Ieder mens wordt geboren met een diepgeworteld verlangen naar de dood. Dat is de overtuiging die ik overhoud aan de leergang ‘Omgaan met sterven’ van het landelijk expertisecentrum sterven.
Of dat verlangen nu manifest is of latent, ik geloof dat het inherent deel uitmaakt van het leven van een mens. Niet dat ieder mens in de kern suïcidaal is of zoiets. Het gaat niet om een afkeer van het leven, integendeel. Verlangen naar de dood is juist de kern van wat een mens tot leven wekt. Het is een verlangen terug naar je Goddelijke oorsprong, het is een vorm van heimwee naar je oorspronkelijke staat. Je zou kunnen zeggen: de dood, dat is onze oorsprong.

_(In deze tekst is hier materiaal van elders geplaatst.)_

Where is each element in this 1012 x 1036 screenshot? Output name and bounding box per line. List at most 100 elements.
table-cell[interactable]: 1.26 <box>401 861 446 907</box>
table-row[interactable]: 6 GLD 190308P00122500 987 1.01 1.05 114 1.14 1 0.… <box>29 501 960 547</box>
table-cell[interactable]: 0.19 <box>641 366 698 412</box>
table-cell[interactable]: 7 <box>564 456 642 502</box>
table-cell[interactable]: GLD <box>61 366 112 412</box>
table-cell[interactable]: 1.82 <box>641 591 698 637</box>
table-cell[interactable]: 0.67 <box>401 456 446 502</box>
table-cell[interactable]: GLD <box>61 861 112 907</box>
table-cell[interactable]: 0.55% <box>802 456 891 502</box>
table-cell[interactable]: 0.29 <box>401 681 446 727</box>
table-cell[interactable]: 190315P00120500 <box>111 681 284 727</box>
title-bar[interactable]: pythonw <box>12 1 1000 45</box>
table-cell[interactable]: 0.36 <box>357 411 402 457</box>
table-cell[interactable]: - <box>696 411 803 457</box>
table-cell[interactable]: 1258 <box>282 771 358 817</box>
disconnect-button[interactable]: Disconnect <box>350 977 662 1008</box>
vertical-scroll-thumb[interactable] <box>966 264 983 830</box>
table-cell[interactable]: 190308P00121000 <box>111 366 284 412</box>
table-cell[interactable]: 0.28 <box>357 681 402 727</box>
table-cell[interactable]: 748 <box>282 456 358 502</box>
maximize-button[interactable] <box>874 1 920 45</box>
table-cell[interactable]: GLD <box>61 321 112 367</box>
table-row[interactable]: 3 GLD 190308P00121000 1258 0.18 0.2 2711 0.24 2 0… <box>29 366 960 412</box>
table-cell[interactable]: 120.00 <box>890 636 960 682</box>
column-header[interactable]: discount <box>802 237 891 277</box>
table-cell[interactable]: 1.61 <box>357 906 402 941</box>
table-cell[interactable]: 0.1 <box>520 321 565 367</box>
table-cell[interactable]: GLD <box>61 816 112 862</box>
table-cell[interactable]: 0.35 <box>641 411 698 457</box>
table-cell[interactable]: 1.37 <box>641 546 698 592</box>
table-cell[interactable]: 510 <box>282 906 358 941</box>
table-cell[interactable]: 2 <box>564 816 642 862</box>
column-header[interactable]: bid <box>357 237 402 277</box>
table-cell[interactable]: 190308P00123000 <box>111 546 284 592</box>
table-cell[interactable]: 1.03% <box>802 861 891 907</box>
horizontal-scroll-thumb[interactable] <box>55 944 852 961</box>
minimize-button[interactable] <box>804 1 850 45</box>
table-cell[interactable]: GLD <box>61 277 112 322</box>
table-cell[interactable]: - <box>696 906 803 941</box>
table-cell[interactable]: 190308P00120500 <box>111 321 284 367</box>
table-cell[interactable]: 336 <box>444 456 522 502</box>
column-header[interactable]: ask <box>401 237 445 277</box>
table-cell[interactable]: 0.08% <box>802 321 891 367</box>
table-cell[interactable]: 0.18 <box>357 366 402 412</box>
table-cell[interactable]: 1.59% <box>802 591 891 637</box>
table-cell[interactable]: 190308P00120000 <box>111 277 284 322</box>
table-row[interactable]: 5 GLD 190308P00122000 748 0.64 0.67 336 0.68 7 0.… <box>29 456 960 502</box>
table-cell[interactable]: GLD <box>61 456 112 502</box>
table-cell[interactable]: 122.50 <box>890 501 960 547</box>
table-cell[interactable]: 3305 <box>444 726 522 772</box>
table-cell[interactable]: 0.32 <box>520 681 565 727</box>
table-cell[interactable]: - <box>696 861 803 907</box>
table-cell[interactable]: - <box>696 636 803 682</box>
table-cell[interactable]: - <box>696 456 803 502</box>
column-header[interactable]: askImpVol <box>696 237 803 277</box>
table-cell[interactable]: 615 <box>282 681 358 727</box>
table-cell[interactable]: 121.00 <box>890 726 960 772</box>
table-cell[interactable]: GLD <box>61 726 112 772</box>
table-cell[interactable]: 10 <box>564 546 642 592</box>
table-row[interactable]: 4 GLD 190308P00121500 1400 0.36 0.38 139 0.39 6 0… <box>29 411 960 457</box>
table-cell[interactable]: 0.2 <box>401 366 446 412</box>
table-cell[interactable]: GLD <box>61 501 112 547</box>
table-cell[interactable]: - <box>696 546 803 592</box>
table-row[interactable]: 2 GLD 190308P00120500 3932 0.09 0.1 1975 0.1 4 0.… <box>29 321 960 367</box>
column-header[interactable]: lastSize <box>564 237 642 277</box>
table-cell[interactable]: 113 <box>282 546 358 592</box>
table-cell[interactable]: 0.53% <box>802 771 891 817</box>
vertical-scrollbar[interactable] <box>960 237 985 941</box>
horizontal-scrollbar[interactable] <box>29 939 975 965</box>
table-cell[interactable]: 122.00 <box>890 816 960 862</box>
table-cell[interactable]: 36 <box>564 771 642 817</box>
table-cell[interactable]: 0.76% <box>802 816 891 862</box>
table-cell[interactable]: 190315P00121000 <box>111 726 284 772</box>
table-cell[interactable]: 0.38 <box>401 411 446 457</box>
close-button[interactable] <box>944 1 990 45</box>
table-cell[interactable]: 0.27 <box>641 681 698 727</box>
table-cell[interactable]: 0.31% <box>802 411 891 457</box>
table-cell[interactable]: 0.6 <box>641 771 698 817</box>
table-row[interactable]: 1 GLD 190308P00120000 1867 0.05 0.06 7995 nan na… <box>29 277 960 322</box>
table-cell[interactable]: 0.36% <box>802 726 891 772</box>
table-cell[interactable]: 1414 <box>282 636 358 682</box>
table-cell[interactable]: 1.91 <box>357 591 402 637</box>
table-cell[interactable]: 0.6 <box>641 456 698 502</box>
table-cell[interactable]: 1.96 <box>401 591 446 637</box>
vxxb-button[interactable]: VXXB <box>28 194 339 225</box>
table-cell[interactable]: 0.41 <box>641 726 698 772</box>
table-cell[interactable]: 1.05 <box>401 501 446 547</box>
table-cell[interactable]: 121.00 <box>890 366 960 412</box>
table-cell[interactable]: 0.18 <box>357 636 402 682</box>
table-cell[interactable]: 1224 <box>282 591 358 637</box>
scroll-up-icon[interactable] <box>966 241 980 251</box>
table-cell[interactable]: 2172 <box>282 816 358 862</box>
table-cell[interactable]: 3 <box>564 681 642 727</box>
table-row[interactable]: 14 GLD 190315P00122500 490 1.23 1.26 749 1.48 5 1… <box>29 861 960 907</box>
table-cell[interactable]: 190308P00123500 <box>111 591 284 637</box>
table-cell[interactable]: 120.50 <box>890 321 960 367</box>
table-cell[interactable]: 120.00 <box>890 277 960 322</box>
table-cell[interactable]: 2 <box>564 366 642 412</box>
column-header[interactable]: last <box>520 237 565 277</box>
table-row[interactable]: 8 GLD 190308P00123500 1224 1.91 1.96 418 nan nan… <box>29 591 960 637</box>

De dood betrekt ons op wie we ten diepste zijn. Omgaan met sterven vraagt dus in de eerste plaats om kennis te nemen van wie je bent. Zelfs als je antwoord daarop zou zijn dat we niets meer zijn dan een zak atomen, zorgt de dood ervoor dat het leven betekenis krijgt als diep tijdelijk fenomeen dat zich louter en alleen op dit moment voltrekt. Die tijdelijkheid geeft aan sterven een bepaalde urgentie. Hij maakt dat als ik wijzer wil worden over het leven, ik wellicht het beste kan beginnen met de vraag “hoe kan ik sterven?”